Group 3: Scientific and engineering analysis



This part of the test method accumulates computation results. It's designed after the scientific part from the previous version of the test method. The new version of the test method accumulates all such results in one chapter. Indeed, MAPLE, Mathematica, MATLAB are all tools for scientists and engineers. However, CAD/CAM packages (SolidWorks, Pro/ENGINEER, UGS NX) also deal with engineering computations, and tests with these programs also provide separate computation results. Besides, despite the external differences, the main point is the same: Pro/ENGINEER allows to rotate objects on the screen, and it looks great, but these objects must be computed prior to that. So this part of the test method includes scientific packages as well as processing scores from SolidWorks, Pro/ENGINEER, and UGS NX. As the latter have been already described, we'll dwell on mathematical packages.

Mathematica test (to be more exact, two tests) hasn't changed since the previous version of the test method, only Mathematica version is different. MAPLE test actually remains the same, but some of its parameters have been increased (array and matrix dimensions, etc.) So, memory requirements of this test have grown: it had used about 4-6 MB of memory for data (which means that some processors most likely performed all operations in L2-Cache). But now the test uses about 40-45 MB of memory, which apparently exceeds cache sizes of any x64 processor (it will probably stay that way for a long time). However, the most interesting changes were made to the MATLAB test.

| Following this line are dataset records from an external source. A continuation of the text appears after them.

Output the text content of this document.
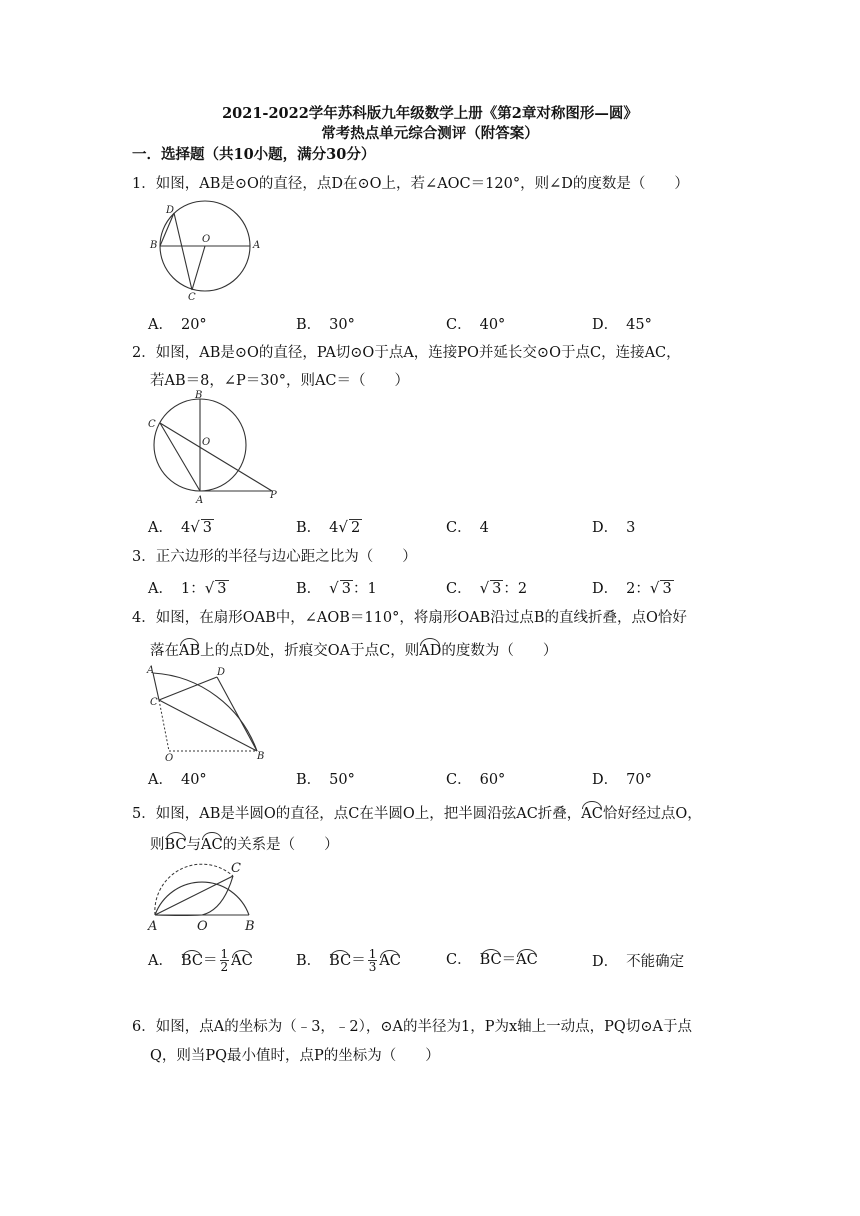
2021-2022学年苏科版九年级数学上册《第2章对称图形—圆》
常考热点单元综合测评（附答案）
一．选择题（共10小题，满分30分）
1．如图，AB是⊙O的直径，点D在⊙O上，若∠AOC＝120°，则∠D的度数是（　　）
D
B
O
A
C
A． 20°	B． 30°	C． 40°	D． 45°
2．如图，AB是⊙O的直径，PA切⊙O于点A，连接PO并延长交⊙O于点C，连接AC，
若AB＝8，∠P＝30°，则AC＝（　　）
B
C
O
A	P
A． 4√ 3	B． 4√ 2	C． 4	D． 3
3．正六边形的半径与边心距之比为（　　）
A． 1：√ 3	B． √ 3 ：1	C． √ 3 ：2	D． 2：√ 3
4．如图，在扇形OAB中，∠AOB＝110°，将扇形OAB沿过点B的直线折叠，点O恰好
落在AB上的点D处，折痕交OA于点C，则AD的度数为（　　）
A	D
C
O	B
A． 40°	B． 50°	C． 60°	D． 70°
5．如图，AB是半圆O的直径，点C在半圆O上，把半圆沿弦AC折叠，AC恰好经过点O，
则BC与AC的关系是（　　）
C
A	O	B
A． $BC= \frac{1}{2}$ AC	B． $BC= \frac{1}{3}$ AC	C． BC＝AC	D． 不能确定
6．如图，点A的坐标为（﹣3，﹣2），⊙A的半径为1，P为x轴上一动点，PQ切⊙A于点
Q，则当PQ最小值时，点P的坐标为（　　）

MATLAB has a built-in benchmark. Who would know better how to test performance than its developers? Unfortunately, this is not the case (or they had added this benchmark long ago and never improved it). In fact, MATLAB 2008 benchmark is very unstable: even if we average results of 100 (!) iterations, the spread of results may reach 20%! In fact, we even wanted to remove MATLAB from the list of test packages because of its inadequate test results. Fortunately, we were not alone who faced inadequacy of the integrated MATLAB benchmark, so we managed to find an interesting third-party project to use in our tests. By the way, this benchmark is more stable, predictable, and it provides much more details.

Technical details

  1. Software: Mathematica x64 7.01. Tests: Internal.nb, MMA.nb. Run the tests (command prompt): math.exe <path and filename of the test>. Each test is run five times, results obtained are averaged out. Total score -- the geomean of two averaged results.
  2. Software: MAPLE 12. Test: SciGmark.txt. Run the test (command prompt): cmaple.exe scigmark.txt. The test is executed five times, results obtained are averaged out.
  3. Software: MATLAB x64 r2008b (7.7). Test: benchmark from SciViews.org. The test is run ten times, results are averaged out (the number of iterations can be specified in the benchmark by using the runs variable).
  4. Software: Pro/ENGINEER Wildfire x64 4.0 (M070). Test: OCUS Benchmark v5.1 (64-bit version). We use the CPU Related Tasks score here: the lower the score, the better. The test is executed five times, results obtained are averaged out.
  5. Software: SolidWorks x64 2009 SP0.0. Test: SPECapc for SolidWorks 2007. We use the CPU score here: the lower the score, the better. The test is executed five times, results obtained are averaged out.
  6. Software: UGS NX x64 6.0. Test: SPECapc for UGS NX 4. The Total CPU score is used in this part of the test method. The test is executed five times, results obtained are averaged out.
  7. All packages and tests are configured by default.

The total score in a group is calculated as a geomean of all test results (if the lowest value means the best result, the geomean result works as 1/x).